In late September, a company that provides breast cancer tests received three unusual types of DNA samples:
• evidence from the World Trade Center in New York City
• cheek brush scrapings from relatives of missing people
• reference samples from victims’ toothbrushes, razors, and hairbrushes.
Forensic investigators used big pieces of DNA from cell nuclei, including the X and Y chromosomes, for soft tissue. But unfortunately these were rare in the inferno. However, hardier and more abundant mtDNA was collected from tiny bits of bone persisting in the fires that smoldered for weeks.
When a DNA pattern from World Trade Center evidence matched DNA from a victim’s personal item or that of a close relative, identification was fairly certain. DNA profiling provides much more reliable information than traditional forensic identifiers such as dental patterns, scars, and fingerprints, and deducing identity from objects such as jewelry.

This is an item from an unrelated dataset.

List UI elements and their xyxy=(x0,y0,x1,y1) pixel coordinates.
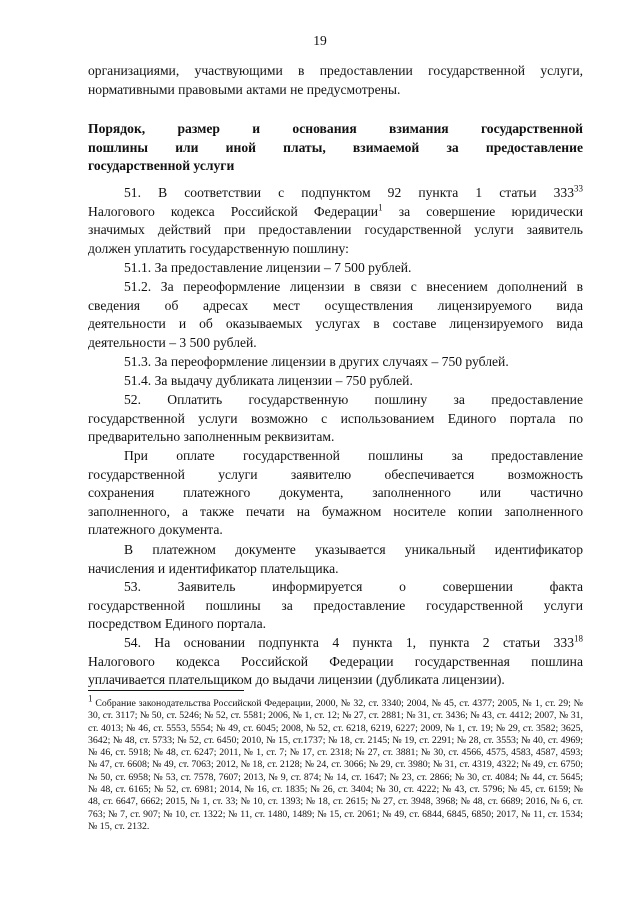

But even powerful mtDNA analysis fails in some circumstances. That was the case for the approximately 250,000 bodies that the Indian Ocean tsunami in 2004 scattered about, which rapidly decayed in the hot, wet climate. These conditions, plus the absence of roads and labs, led to identifying 75 percent of the bodies using standard dental record analysis and 10 percent from fingerprints. DNA identified fewer than half of 1 percent of the victims. The tsunami cut a wider swatch of destruction than the toppling towers of 9/11, washing away entire families. That left few or no relatives to provide DNA, as well as evidence such as toothbrushes.
The Grandmothers of the Plaza de Mayo
Genetics intersects politics and sociology when forensic DNA typing is used to reunite separated families. A precedent is the Grandmothers of the Plaza de Mayo project, which began in 1977 in Argentina. I wrote about it in 2018 here, in the context of using DNA evidence to reunite immigrant families separated at US borders.
The eight-year “Dirty War” in Argentina began in 1977. The Argentinean military and police abducted and sold or gave away at least 210 niños desaparecidos (“disappeared children”). Relatives started the Grandmothers project to use conventional evidence, such as documents, to reunite families. Grandmothers were the focus because so many mothers had died.
By 1984, though, conventional evidence hadn’t reunited many families. So a team of geneticists went to Buenos Aires to assist the Grandmothers project. It included Mary Claire King, who would go on to discover the BRCA breast cancer genes.
At the time of the Dirty War, what was then called DNA fingerprinting (now called profiling) was too new to use. So the researchers turned to the older way to match people for organ transplants, variability of the six human leukocyte antigen (HLA) genes. To improve the test, they added analysis of a 1,200-base-long DNA sequence in the mitochondrial genome that is highly variable and does not encode protein.
Like all mtDNA, this tough and abundant marker passed from mothers only. Tracking female relatives was practical, because documentation and conversation focused on women. The mtDNA marker worked so well that Argentina established a voluntary DNA databank.
The Grandmothers project solved 50 cases: 44 of the children had been “gifts” to military leaders. Adoptive parents of the other 6 children were likely unaware of the kidnapping. Children raised by adults who had known of the kidnapping learned that their adoptive parents knew that the biological parents had been murdered.
The hurricane fire that struck Maui is unprecedented. Will it have left behind enough fragments of mtDNA to identify victims? The investigation will go on for many months. Unfortunately, many families will have to rely not on technology but on tragic logic – a missing loved one.